Aujourd’hui que les facultés sont rentrées dans le rang pour cause de préparation et de validation des examens plus que de renoncement à une opposition frontale à la réforme des universités (autonomie, statuts, masterisation), certains n’hésitent pas à mettre en cause le « processus de Bologne » comme responsable initial du malaise actuel.

A huit jours d’un scrutin européen peu mobilisateur, la question mérite d’être posée. En effet, la grogne dans l’enseignement supérieur ne s’est pas limitée à la France, mais a gagné aussi en Italie où l’on portait en procession dans les rues l’effigie de la ministre Gelmini, en Espagne où l’on pointait du doigt l’augmentation inconsidérée des frais d’inscription, en Grèce où les kouloukoufori ont fait leur apparition (1).

Or, s’il avait été appliqué correctement, le processus de Bologne aurait sans doute été un exemple d’intégration et d’identification européenne.

Né d’une déclaration commune des ministres chargés de l’enseignement supérieur à la conférence de Bologne le 19 juin 1999, le processus visait, dans un domaine délaissé jusque-là par l’UE, à construire d’ici 2010 un espace européen de l’enseignement supérieur, organisé autour d’un cadre commun de cycles d’études (court pour la licence en 3 ans, long pour un master en deux ans suivi le cas échéant d’un doctorat en 3 ans, système dit 3/5/8 ou L/M/D), d’une harmonisation des diplômes délivrés afin de les faire reconnaître comme équivalents partout en Europe et d’un système commun de crédits afin de promouvoir la mobilité des étudiants en leur permettant de suivre des études dans plusieurs universités européennes pour compléter leur formation.

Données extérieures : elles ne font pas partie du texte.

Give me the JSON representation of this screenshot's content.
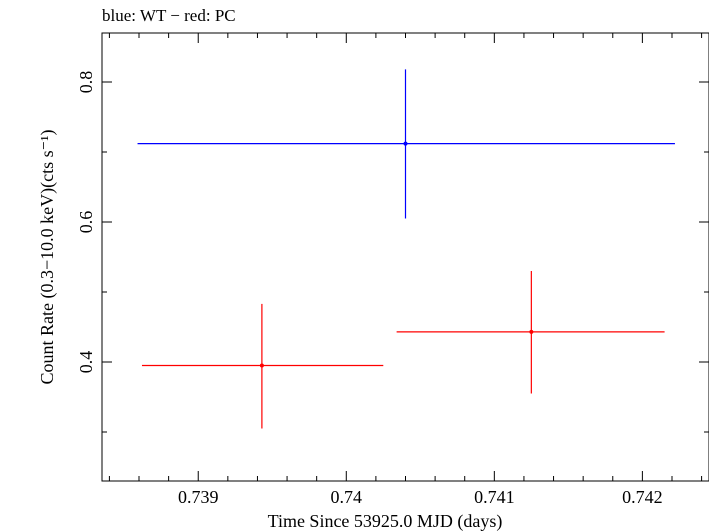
{
  "chart_data": {
    "type": "scatter",
    "title": "blue: WT − red: PC",
    "xlabel": "Time Since 53925.0 MJD (days)",
    "ylabel": "Count Rate (0.3−10.0 keV)(cts s⁻¹)",
    "xlim": [
      0.73835,
      0.74245
    ],
    "ylim": [
      0.23,
      0.87
    ],
    "x_ticks": [
      {
        "value": 0.739,
        "label": "0.739"
      },
      {
        "value": 0.74,
        "label": "0.74"
      },
      {
        "value": 0.741,
        "label": "0.741"
      },
      {
        "value": 0.742,
        "label": "0.742"
      }
    ],
    "y_ticks": [
      {
        "value": 0.4,
        "label": "0.4"
      },
      {
        "value": 0.6,
        "label": "0.6"
      },
      {
        "value": 0.8,
        "label": "0.8"
      }
    ],
    "series": [
      {
        "name": "WT",
        "color": "#0000ff",
        "points": [
          {
            "x": 0.7404,
            "y": 0.712,
            "x_lo": 0.73859,
            "x_hi": 0.74222,
            "y_lo": 0.605,
            "y_hi": 0.818
          }
        ]
      },
      {
        "name": "PC",
        "color": "#ff0000",
        "points": [
          {
            "x": 0.73943,
            "y": 0.395,
            "x_lo": 0.73862,
            "x_hi": 0.74025,
            "y_lo": 0.305,
            "y_hi": 0.483
          },
          {
            "x": 0.74125,
            "y": 0.443,
            "x_lo": 0.74034,
            "x_hi": 0.74215,
            "y_lo": 0.355,
            "y_hi": 0.53
          }
        ]
      }
    ]
  }
}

On imagine le résultat sur une génération : au lieu d’avoir des citoyens arc-boutés sur leurs savoir-faire nationaux, on n’aurait plus que des européens parfaitement adaptés aux changements et conscients de leurs différences nationales autant que de leur identité européenne. D’ailleurs, à aucun moment, il ne s’est agi de créer un système universitaire unique mais de reconnaître les systèmes nationaux dans un cadre harmonisé.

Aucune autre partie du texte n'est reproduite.